Another key could be solar projects undertaken by utilities. Efird says that a small change in the tax code has allowed utilities to take a tax credit for solar investment. After that, "we began to see, really for the first time, utilities starting to get interested in solar as a way of generating wholesale electricity that they could then resell." His company has done demonstration projects in the past, he says, "but we've never looked at the utility sector and said that's a market in itself." About a third of the new installations next year could come from utilities.

It's unlikely that a climate bill that puts a price on carbon dioxide will pass this year, but other legislation could further help the industry. A jobs bill, for example, might include incentives that were originally included in a climate and energy bill passed in the House last year. These incentives could include a renewable energy standard, which would require utilities across the country to use renewable energy. Just as important could be a national standard for connecting solar installations to the grid. Right now some states don't have laws that allow people to connect rooftop solar panels to the grid and receive credit for the power they generate, and the laws that do exist vary from state to state. A uniform standard could speed sales and installations.

Some experts, however, expect that a large number of the solar projects planned for the next several years will fall through--perhaps as many as 75 percent--because of the relative "immaturity" of the industry. Few large projects have been built so far, and so there will likely be large cost overruns.

For many solar companies, regulations, land-permit requirements, and the need for transmission lines have slowed down projects. In some cases, smaller solar projects located close to substations have a better chance than large solar farms that require special new transmission lines, even though the latter could, in theory, be more economical. One thing that could help with this would be designated areas that are preapproved for solar farms, and equipped with transmission lines that would serve a cluster of such farms. "But that would require a degree of strategic thinking that's currently absent," says Jim Barry, the chief executive of the Dublin, Ireland-based NRT, a company that's currently developing large solar projects in the United States.

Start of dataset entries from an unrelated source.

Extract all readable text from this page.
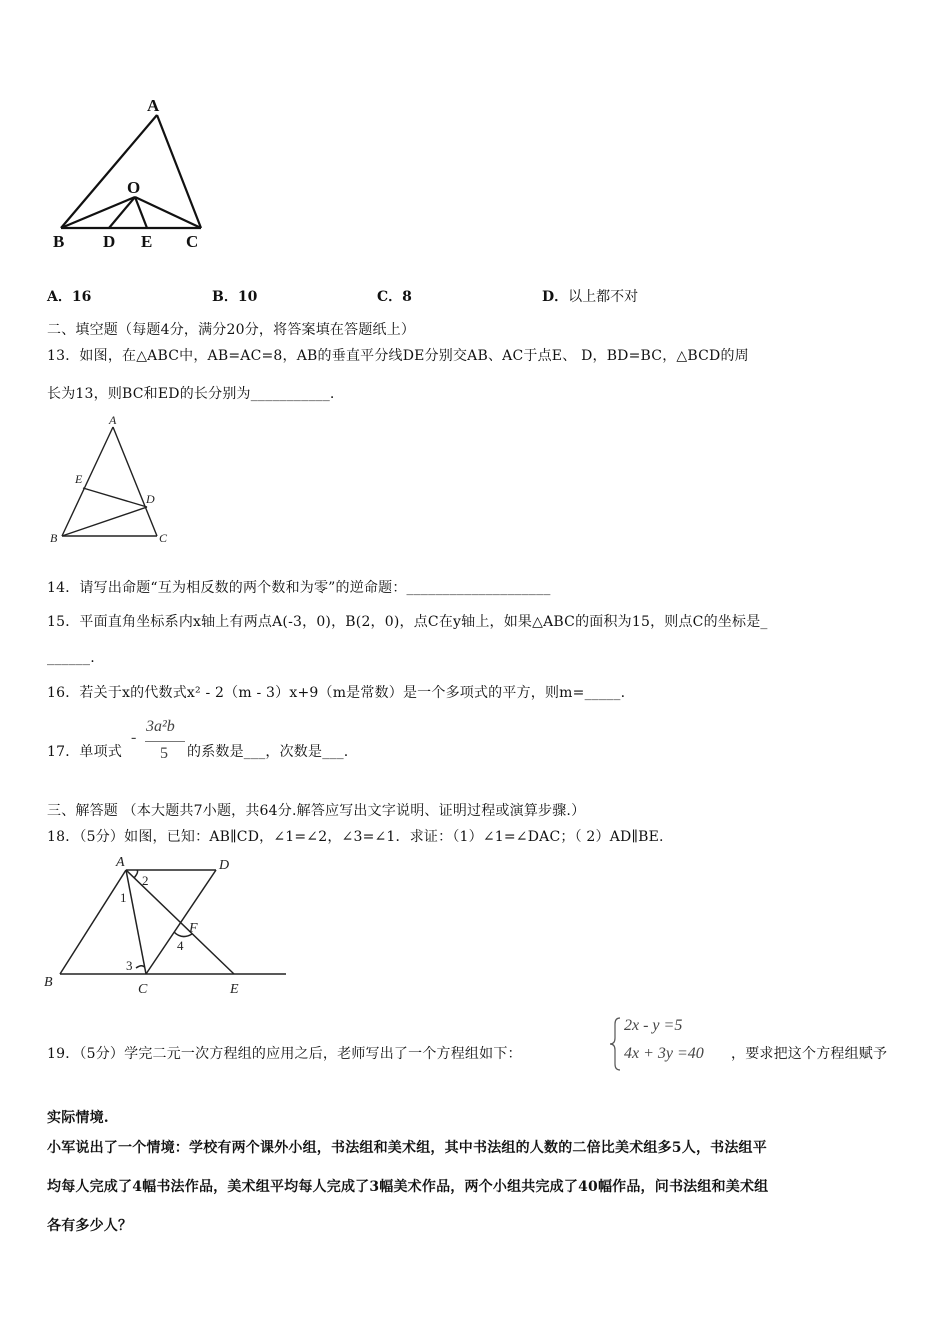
A
O
B D E C
A．16	B．10	C．8	D．以上都不对
二、填空题（每题4分，满分20分，将答案填在答题纸上）
13．如图，在△ABC中，AB=AC=8，AB的垂直平分线DE分别交AB、AC于点E、 D，BD=BC，△BCD的周
长为13，则BC和ED的长分别为___________.
A
E
D
B	C
14．请写出命题“互为相反数的两个数和为零”的逆命题：____________________
15．平面直角坐标系内x轴上有两点A(-3，0)，B(2，0)，点C在y轴上，如果△ABC的面积为15，则点C的坐标是_
______.
16．若关于x的代数式x² - 2（m - 3）x+9（m是常数）是一个多项式的平方，则m=_____.
17．单项式
-
3a²b
5 的系数是___，次数是___.
三、解答题 （本大题共7小题，共64分.解答应写出文字说明、证明过程或演算步骤.）
18．（5分）如图，已知：AB∥CD，∠1=∠2，∠3=∠1．求证：（1）∠1=∠DAC；（ 2）AD∥BE.
A	D
B	C	E
F
1
2
3
4
19．（5分）学完二元一次方程组的应用之后，老师写出了一个方程组如下：
2x - y =5
4x + 3y =40 ，要求把这个方程组赋予
实际情境.
小军说出了一个情境：学校有两个课外小组，书法组和美术组，其中书法组的人数的二倍比美术组多5人，书法组平
均每人完成了4幅书法作品，美术组平均每人完成了3幅美术作品，两个小组共完成了40幅作品，问书法组和美术组
各有多少人？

Even with these problems, according to some estimates, the U.S. could account for 25 percent of the world's solar market by 2013, up from about 8 percent today. But the fraction of this solar that will be supplied by U.S. companies is less certain. Arun Majumdar, the director of the Advanced Research Projects Agency for Energy, said in testimony before the House Science and Technology Committee last month that over the last 15 years, the U.S. went from supplying 45 percent of the world's solar panels to less than 10 percent. But the growing U.S. market has started to attract solar manufacturing. Suntech Power, for example, which currently makes all of its solar panels in China, is building a solar factory in Phoenix this year. "We're the first Chinese company to export jobs to the U.S.," Efird says.